O aborto ainda é crime?
Como é sabido, o Código Penal brasileiro tipifica o aborto como crime.
Entre as hipóteses de aborto, a legislação prevê a conduta do aborto provocado pela gestante ou com seu consentimento (art. 124 do Código Penal) e o aborto provado por terceiro, com (art. 126 do CP) ou sem (art. 125 do CP) o consentimento da gestante.
Com exceção do aborto provocado por terceiro sem o consentimento da gestante, as outras espécies de aborto (arts. 124 e 126 do CP) possuem pena mínima de um ano, o que significa que é cabível o oferecimento da suspensão condicional do processo.
Caso não seja cabível ou aceita a suspensão, é possível que o(a) acusado(a) seja pronunciado(a), ocorrendo o seu julgamento pelo tribunal do júri, por se tratar de crime doloso contra a vida.
Contudo, há casos em que a interrupção da gravidez não se caracteriza como crime de aborto.
O art. 128 do CP, por exemplo, disciplina situações de aborto necessário (se não há outro meio de salvar a vida da gestante) e sentimental (quando a gravidez resulta de estupro e há consentimento prévio da gestante). Essas exceções legais estão previstas no Código Penal desde a sua redação original, de 7 de dezembro de 1940.
Conquanto o art. 128 do CP utilize a expressão “não se pune” – o que daria a ideia de que há crime, mas não é punível –, a doutrina majoritária trata desses casos no segundo elemento do conceito analítico de crime, afirmando que há uma causa especial de estado de necessidade (aborto necessário) ou que o fato não é antijurídico (aborto sentimental).

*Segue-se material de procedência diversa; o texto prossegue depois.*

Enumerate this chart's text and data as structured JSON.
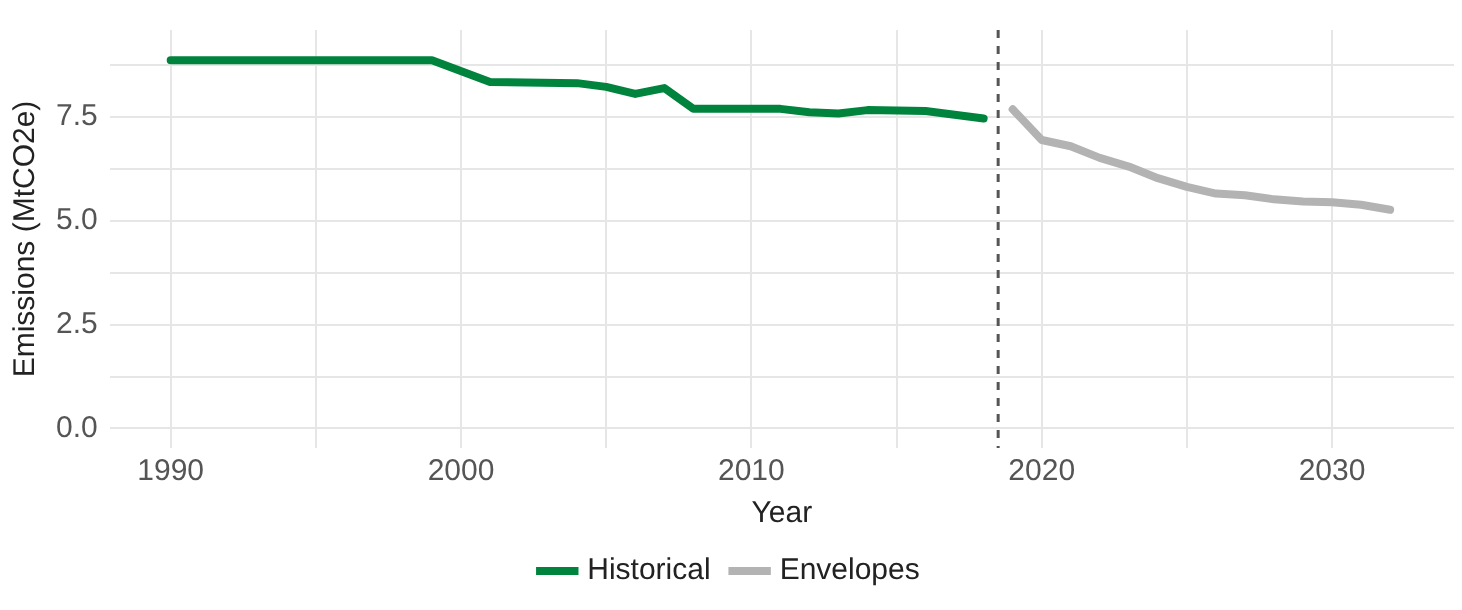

De qualquer forma, há duas decisões do Supremo Tribunal Federal – uma delas com efeito vinculante – que deixaram o público leigo em dúvida. Frases como “aborto até 3 meses de gravidez deixou de ser crime” e “o aborto foi descriminalizado” dominaram os noticiários não especializados.
No dia 13 de abril de 2012, o Supremo Tribunal Federal, a partir do voto do Ministro Marco Aurélio Mello, decidiu a ADPF nº 54, declarando a inconstitucionalidade da interpretação segundo a qual a interrupção da gravidez de feto anencéfalo é conduta tipificada como crime de aborto.
O STF considerou que a interrupção da gravidez de fetos anencéfalos é atípica, pois tais fetos não recebem proteção jurídica, considerando que não se trata de vida em potencial. Noutros termos, como são natimortos, não há de se falar em crime de aborto, que é um crime contra a vida.
Por se tratar de arguição de descumprimento de preceito fundamental, ação do controle concentrado de constitucionalidade, a decisão tem eficácia contra todos e efeito vinculante.
Como segunda decisão do STF acerca do crime de aborto, menciona-se o julgamento do HC 124.306, em novembro de 2016, pela 1ª Turma. Nessa decisão, que foi tomada por maioria, o STF considerou que a interrupção da gravidez até o terceiro mês de gestação não pode ser equipada ao aborto. Trata-se, assim, de um caso de atipicidade.
Vários foram os fundamentos invocados nessa decisão: desproporcionalidade da punição, direitos sexuais e reprodutivos, autonomia da mulher, paridade entre os sexos, integridade física e psíquica da gestante, entre outros.
Insta salientar que a decisão da 1ª Turma do STF não tem eficácia contra todos, tampouco efeito vinculante, porque foi tomada em um caso concreto. Assim, por mais que essa decisão possa influenciar os outros órgãos do Judiciário, não é obrigatório que ela seja seguida.
Em suma, no Brasil, a interrupção da gravidez é crime, havendo exceções legais (art. 128 do CP) e jurisprudenciais, com (aborto de anencéfalos) e sem (até o terceiro mês de gestação) efeitos vinculantes.